I have my browser set to open my home page, which is about:blank.
This has been a problem created in version 19 and now 20 which has not been addressed. I do not want to play around with settings, I want it to work in the first place please. I couldn't even get a password reminder even though I did it 6 times and had to re-register with exactly the same username/email address and it did not say that this name was already taken and just gave me what I already had which is pretty lame. The browser should just work. Other browsers do not do this only Firefox. There is always so much justification and hoop-jumping instead of the bug getting fixed. It's a simple software issue which Mozilla needs to sort out instead of recreating on every version. I use a computer to do things and not to find countless excuses. I appreciate the Mozilla is a voluntary platform to a large extent but creating things that do not work is a daft thing to do. Test your meta models properly before releasing instead of constantly building the same problems into each version please.
Alterado por hughmoz em
Has this still not been fixed yet?? I only ask because I stopped using Firefox when this "embarrassing" bug first appeared, using safari now without the "embarrassing" bug lol
Hi there
Well it hasn't on my Mac, however, this is typical Mozilla. If one person flags a problem and it exists then why not fix it instead of ignoring it until thousands have flagged the same issue and continue to do nothing about it?
Alterado por hughmoz em
With the latest update to Firefox (version 21.0), this issue appears to have been fixed. Thanks guys :-)
Hi there
Thanks for that. I just downloaded it and my Apps file on my Mac said I was replacing a newer edition with an older one although, I was running 20.0 ?!?!?! but I did it and then used the browser for a while, turned off my Mac, powered it up again and it appears to work. Mozilla have had numerous new versions of Firefox in recent years. It's just a browser and I fail to see why they make such a hash of it at regular intervals and feel the need to keep mucking it about. My other browsers function perfectly and are not updated everytime someone has a daft idea.
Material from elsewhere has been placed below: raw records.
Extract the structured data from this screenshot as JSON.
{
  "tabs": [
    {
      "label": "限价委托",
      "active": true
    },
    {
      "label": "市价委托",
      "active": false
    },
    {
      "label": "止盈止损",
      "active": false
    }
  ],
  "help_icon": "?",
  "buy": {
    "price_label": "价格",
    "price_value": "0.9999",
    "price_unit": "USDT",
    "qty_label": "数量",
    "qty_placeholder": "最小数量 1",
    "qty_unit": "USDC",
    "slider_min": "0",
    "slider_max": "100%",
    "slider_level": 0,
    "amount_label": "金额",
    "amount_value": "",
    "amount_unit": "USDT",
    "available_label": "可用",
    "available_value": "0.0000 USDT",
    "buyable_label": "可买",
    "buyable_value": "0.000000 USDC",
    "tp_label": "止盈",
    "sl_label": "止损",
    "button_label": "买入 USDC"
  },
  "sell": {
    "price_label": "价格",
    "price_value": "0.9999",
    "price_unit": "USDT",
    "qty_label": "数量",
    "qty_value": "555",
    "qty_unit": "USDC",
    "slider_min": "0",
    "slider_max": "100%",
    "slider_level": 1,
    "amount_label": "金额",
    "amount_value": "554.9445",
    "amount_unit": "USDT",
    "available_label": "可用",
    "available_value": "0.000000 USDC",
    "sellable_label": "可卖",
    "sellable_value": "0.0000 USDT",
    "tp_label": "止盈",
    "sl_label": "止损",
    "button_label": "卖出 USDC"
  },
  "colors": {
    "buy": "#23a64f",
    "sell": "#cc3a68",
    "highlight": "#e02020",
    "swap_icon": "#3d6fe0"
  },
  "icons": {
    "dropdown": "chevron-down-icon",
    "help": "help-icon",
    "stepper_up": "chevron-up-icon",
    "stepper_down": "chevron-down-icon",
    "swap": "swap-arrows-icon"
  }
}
Unfortunately I believe not, but I found a solution that seems to be working for me. Cookies are things that keep email accounts and things signed in, they also put up adds from the website you were previously at. So I just deselected remember my browsing and download history and left on accept third party cookies. This left my Gmail logged in but my history deleted every time. Hope this helped, sorry if I sound like a retard. :D
Hi there, That may be helpful for some, however, since downloading version 21.0 I have not had any problem when booting up and then using Firefiox which opens at its normal homepage with Google which is what I use on this browser on my Mac. So, I am well pleased that it appears that Mozilla have fixed this, and thank them for getting it together at long last. If it goes pear shaped again I will just use another browser that works. Mozilla have a poor track record with Firefox and Thunderbird of ruining platforms that work just to tweak silly stuff and add all sorts of techy dross. Most people probably just want something that works that is simple to use rather than expecting a tardis situation. Keep it simple and stop playing around with it every few minutes is my call. :)
I agree with Hughmoz. Firefox is getting heavier and heavier. I've found that it often causes the BBC iPlayer to stall, what's telling is that if I go to Help, select "Restart with add ons disabled" and then start iPlayer, the stalling will often completely disappear. I haven't got many add ons but they evidently impact performance.
I was having the problem on my MacBook Pro for a while. I was also having a problem with Netflix. Very often, when I tried playing a show or movie, I'd get only a white or black page, with nothing happening. Looking for a solution, I found the page http://machow2.com/netflix-for-mac/, which contains a section titled How to fix Netflix for Mac Silverlight problems in Firefox, and I followed the instructions in that section to completely remove and reinstall the Silverlight plugin. It solved the Netflix problem, and it also seems to have eliminated the "Well, this is embarrassing" problem.